Prudential Financial offers IncomeFlex for defined contribution retirement plans.  The variable annuity was revamped in 2009 to meet changing demands from plan participants.  Investors receive a guaranteed lifetime payout of at least 5% starting at age 65, for a 1% yearly fee.  There are 7,000 different retirement plans offering Prudential’s product and over $500 million invested, an increase from last year of $200 million.  Fidelity has a program to help retirement plan investors create portfolios by analyzing their individual situation.  Some investors worry that 5 year fixed annuity and other annuity rates are fairly low now, but Fidelity can help investors understand the value these annuity products will bring them in retirement.

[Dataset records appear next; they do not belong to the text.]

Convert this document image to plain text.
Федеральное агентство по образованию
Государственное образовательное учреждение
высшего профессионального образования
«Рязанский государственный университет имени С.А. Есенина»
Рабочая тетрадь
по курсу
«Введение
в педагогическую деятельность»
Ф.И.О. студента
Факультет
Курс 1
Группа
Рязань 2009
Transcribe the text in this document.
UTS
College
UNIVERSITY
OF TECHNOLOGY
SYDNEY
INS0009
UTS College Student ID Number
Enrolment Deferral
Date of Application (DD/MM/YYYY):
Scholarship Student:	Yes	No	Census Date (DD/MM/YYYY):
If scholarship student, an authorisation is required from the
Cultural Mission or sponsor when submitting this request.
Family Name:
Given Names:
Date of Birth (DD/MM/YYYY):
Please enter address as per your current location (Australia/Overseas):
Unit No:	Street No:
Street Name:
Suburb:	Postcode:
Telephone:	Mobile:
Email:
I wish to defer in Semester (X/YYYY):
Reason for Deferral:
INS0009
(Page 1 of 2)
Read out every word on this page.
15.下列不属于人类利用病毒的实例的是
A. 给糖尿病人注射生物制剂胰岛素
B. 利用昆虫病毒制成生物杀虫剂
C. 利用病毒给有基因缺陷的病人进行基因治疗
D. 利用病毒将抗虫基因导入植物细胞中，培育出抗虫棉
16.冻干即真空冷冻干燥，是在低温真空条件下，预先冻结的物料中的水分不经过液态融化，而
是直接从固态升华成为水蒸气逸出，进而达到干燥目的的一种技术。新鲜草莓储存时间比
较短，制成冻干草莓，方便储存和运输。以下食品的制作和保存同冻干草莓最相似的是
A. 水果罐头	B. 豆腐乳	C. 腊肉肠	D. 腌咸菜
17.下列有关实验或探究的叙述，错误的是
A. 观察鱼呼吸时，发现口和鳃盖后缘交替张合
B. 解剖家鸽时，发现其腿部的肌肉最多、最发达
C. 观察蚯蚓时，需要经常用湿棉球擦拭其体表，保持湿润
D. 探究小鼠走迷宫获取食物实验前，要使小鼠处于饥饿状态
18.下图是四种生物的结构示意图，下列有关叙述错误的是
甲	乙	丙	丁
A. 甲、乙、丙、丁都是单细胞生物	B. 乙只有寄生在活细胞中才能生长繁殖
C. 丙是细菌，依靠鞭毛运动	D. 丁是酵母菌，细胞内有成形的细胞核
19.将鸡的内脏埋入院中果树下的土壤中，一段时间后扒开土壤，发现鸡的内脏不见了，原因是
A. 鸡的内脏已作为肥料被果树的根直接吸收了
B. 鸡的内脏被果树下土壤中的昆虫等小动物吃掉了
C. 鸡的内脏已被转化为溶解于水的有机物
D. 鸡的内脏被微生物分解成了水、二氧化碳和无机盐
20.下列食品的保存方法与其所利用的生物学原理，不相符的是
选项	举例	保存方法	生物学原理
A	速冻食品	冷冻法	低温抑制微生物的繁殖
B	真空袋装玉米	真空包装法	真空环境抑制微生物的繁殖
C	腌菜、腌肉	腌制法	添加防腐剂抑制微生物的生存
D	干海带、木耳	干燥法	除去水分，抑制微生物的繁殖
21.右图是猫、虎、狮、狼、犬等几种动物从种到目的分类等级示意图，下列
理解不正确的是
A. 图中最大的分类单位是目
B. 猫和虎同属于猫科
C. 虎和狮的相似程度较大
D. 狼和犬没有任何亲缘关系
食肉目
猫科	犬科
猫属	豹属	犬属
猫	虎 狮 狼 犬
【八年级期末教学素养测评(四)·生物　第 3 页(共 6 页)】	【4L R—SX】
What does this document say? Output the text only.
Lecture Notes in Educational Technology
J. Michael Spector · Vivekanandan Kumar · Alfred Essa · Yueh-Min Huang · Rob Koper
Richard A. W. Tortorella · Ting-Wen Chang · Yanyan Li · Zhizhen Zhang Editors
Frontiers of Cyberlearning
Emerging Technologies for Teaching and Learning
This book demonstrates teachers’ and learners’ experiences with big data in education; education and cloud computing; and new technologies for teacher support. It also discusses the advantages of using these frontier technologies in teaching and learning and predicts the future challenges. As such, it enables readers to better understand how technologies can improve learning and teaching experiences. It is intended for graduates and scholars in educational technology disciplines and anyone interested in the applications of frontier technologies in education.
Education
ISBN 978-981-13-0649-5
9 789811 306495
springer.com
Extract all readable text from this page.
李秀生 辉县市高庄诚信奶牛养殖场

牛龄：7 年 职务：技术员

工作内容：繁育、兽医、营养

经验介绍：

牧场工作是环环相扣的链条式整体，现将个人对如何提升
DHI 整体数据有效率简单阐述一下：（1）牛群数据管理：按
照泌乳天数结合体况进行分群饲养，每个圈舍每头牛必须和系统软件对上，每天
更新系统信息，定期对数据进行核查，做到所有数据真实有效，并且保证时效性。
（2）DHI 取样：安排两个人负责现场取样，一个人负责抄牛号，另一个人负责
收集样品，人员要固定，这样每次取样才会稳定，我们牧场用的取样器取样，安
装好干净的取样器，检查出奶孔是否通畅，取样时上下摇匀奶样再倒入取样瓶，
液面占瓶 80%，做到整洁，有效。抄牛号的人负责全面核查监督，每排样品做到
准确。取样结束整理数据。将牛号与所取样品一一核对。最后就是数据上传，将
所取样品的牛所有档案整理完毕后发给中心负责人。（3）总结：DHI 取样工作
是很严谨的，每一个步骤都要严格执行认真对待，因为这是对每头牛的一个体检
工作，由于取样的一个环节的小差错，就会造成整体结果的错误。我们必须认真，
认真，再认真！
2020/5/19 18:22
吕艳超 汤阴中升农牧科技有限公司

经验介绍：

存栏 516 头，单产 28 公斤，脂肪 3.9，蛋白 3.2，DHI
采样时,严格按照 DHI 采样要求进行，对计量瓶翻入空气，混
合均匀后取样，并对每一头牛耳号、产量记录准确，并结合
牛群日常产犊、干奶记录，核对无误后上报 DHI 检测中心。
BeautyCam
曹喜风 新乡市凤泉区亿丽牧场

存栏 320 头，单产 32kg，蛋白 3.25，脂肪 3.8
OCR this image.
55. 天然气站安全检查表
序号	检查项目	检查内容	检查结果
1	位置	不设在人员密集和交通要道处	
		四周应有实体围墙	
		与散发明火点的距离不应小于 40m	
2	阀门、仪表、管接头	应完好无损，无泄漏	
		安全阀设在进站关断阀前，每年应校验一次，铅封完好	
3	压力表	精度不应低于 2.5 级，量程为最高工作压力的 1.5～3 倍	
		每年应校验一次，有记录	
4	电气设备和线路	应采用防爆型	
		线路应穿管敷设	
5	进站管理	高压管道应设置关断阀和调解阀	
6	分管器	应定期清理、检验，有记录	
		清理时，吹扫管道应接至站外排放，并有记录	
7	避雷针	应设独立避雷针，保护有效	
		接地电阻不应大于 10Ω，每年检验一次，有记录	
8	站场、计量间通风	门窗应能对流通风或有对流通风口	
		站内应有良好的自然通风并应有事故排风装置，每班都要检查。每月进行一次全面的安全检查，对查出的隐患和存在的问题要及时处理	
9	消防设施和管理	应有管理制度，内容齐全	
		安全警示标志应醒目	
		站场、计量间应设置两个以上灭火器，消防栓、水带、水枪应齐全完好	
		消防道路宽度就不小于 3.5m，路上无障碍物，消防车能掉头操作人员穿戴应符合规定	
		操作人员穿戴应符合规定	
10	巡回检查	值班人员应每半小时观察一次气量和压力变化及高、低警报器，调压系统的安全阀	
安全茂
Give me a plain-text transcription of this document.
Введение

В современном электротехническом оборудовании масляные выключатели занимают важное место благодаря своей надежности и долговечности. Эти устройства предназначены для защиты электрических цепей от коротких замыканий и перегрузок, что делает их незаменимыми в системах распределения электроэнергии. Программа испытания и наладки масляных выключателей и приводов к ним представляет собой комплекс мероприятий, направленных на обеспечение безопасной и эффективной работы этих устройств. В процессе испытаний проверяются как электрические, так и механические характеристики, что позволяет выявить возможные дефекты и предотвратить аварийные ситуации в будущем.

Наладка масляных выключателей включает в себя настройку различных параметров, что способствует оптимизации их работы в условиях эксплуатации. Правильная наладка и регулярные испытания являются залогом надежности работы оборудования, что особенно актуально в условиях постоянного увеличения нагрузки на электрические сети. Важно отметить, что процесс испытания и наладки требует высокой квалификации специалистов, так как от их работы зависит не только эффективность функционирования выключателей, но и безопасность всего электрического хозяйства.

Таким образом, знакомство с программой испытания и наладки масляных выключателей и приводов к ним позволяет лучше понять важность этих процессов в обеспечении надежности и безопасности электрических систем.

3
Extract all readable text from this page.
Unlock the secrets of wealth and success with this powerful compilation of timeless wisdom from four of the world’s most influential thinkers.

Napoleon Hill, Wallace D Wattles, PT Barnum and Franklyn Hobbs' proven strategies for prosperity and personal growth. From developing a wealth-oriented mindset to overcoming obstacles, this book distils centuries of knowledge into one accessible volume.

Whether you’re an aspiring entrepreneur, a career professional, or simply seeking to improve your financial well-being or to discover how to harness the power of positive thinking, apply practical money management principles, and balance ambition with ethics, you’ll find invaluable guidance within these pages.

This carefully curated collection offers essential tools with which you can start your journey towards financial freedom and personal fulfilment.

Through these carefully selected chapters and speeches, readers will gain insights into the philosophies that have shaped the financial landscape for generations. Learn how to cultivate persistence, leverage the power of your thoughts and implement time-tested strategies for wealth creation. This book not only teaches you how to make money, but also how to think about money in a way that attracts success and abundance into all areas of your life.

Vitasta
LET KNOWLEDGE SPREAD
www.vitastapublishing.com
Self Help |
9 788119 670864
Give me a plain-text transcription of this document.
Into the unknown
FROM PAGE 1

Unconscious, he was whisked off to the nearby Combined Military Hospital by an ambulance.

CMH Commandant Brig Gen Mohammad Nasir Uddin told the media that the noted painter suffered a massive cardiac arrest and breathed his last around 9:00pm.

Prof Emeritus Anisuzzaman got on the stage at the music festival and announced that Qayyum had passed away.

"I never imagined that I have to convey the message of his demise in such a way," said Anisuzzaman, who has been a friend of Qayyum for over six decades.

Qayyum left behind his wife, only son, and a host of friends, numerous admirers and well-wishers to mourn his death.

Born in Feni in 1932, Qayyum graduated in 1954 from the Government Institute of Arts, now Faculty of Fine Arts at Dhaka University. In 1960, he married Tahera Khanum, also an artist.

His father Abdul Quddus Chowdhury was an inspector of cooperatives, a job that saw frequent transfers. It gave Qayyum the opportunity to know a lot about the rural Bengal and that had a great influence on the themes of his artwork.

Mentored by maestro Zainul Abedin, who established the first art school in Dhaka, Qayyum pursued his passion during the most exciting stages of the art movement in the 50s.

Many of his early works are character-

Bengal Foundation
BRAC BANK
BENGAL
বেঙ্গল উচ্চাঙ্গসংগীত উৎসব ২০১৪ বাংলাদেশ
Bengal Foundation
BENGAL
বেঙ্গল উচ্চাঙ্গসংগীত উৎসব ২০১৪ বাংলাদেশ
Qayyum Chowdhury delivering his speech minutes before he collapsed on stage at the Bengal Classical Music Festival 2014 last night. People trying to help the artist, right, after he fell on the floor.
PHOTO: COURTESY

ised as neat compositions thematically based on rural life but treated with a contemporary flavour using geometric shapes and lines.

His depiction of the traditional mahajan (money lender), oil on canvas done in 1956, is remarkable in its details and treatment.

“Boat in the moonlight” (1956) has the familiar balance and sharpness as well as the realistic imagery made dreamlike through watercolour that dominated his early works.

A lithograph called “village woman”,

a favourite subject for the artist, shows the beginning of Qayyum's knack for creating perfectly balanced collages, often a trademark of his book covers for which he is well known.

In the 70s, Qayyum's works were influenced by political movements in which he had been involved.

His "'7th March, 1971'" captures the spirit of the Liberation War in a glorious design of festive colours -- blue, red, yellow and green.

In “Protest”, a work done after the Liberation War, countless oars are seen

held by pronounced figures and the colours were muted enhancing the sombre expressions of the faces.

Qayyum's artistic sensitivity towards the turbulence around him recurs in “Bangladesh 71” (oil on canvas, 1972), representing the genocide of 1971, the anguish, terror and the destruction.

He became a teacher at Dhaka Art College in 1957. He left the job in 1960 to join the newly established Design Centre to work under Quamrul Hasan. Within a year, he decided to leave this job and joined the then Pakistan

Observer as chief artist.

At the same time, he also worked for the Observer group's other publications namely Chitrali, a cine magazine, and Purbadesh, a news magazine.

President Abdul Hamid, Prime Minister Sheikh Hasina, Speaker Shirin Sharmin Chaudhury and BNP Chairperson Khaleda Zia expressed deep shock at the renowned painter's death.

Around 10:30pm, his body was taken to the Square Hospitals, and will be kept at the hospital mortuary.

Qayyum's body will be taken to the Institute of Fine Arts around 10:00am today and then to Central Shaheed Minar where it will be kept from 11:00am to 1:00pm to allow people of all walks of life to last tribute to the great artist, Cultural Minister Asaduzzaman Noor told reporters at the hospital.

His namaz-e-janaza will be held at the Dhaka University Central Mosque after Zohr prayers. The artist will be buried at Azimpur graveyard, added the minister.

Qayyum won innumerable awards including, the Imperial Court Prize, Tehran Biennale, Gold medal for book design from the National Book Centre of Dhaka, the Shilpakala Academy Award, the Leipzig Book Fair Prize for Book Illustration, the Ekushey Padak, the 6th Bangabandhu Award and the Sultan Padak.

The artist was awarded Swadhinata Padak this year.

The U.S. Department of Labor has been looking into multiple regulations regarding annuity products and their use in 401k annuity plans.  Some retirement plan sponsors seek more regulation before introducing or expanding their 401k annuity offerings.  BlackRock Inc. and MetLife Inc. are working together on the LifePath Retirement Income Fund annuity, but would like more clarification from the government on their fiduciary responsibility offering 401k annuity products.  While annuity products are available for purchase by retirement plan participants, the industry is still working on making them more readily available to ensure guaranteed retirement income for investors.